Tudo junto e misturado não custa lembrar um episódio que muitos talvez queiram ver esquecido. O fato em si é uma nota de rodapé na biografia de Frias Filho, mas é um exemplo de como até os gigantes podem errar. Tradicionalmente, como fazem dezenas de veículos da imprensa, a Folha convida personalidades para um almoço na redação com jornalistas, editores e os donos do jornal. Lula não gosta desse tipo de convescote e sempre resiste a aceitar esse tipo de agenda.

Em 2002, em plena campanha presidencial que o levaria ao Planalto e por insistência de seu amigo e assessor Ricardo Kotscho, Lula pegou seu vice José Alencar pelo braço e foi almoçar com a família Frias e convidados.
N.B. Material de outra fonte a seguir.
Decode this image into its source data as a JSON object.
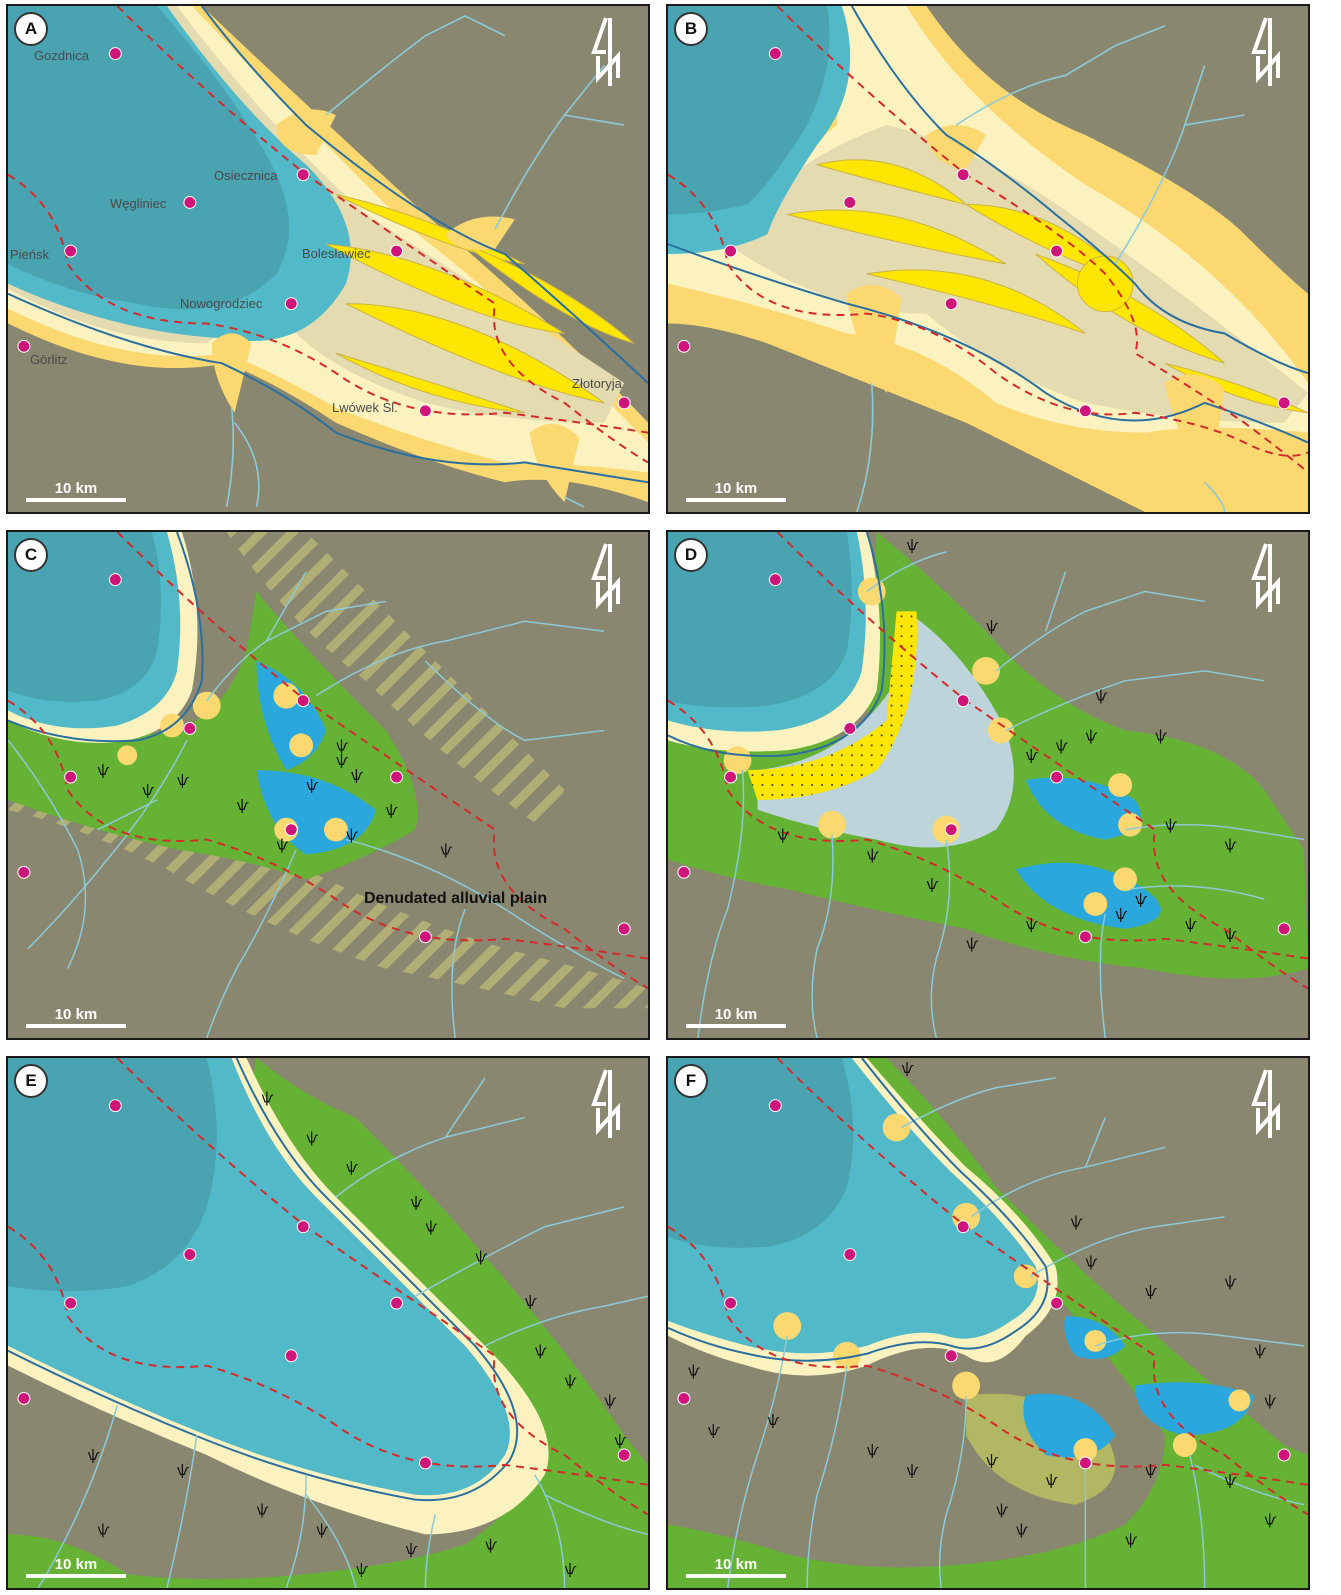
{
  "scale_label": "10 km",
  "north_symbol": "north-arrow-icon",
  "colors": {
    "lake_deep": "#4aa3b0",
    "lake_shallow": "#52b9c8",
    "shore": "#fbf2c0",
    "fan": "#fbd870",
    "sand_bar": "#ffe600",
    "delta_plain": "#e4dbb0",
    "wetland": "#66b234",
    "pond": "#2aa7dd",
    "river": "#8ccad8",
    "fault": "#d42a2a",
    "town_marker": "#d0157a",
    "bedrock": "#8a8770"
  },
  "panels": [
    {
      "label": "A",
      "towns": [
        "Gozdnica",
        "Osiecznica",
        "Węgliniec",
        "Pieńsk",
        "Bolesławiec",
        "Nowogrodziec",
        "Görlitz",
        "Złotoryja",
        "Lwówek Śl."
      ],
      "annotation": ""
    },
    {
      "label": "B",
      "towns": [],
      "annotation": ""
    },
    {
      "label": "C",
      "towns": [],
      "annotation": "Denudated alluvial plain"
    },
    {
      "label": "D",
      "towns": [],
      "annotation": ""
    },
    {
      "label": "E",
      "towns": [],
      "annotation": ""
    },
    {
      "label": "F",
      "towns": [],
      "annotation": ""
    }
  ]
}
O almoço acabou indigesto, com perguntas beirando a aspereza e Lula falando pelos cotovelos, especialmente empolgado pela escolha de seu vice, o empresário mineiro que o acompanhava.

 De nada adiantou a estratégia inicial de sedução de Lula para amaciar os comensais. Calado, sisudo, Otavio Frias Filho fez a primeira e constrangedora pergunta a Lula, assim que o então candidato deu uma pausa em suas longas digressões: “Lula, você se sente em condições de governar o país, mesmo sem ter se preparado para isso, não sabendo nem falar inglês?”

 Lula segurou o tranco, esperou mais duas ou três ‘delicadezas’ e simplesmente se retirou no meio do almoço, para incredulidade dos anfitriões, sem antes dizer ‘eu não posso mais ficar aqui. Vou embora. Não posso aceitar isso em nome da minha dignidade”.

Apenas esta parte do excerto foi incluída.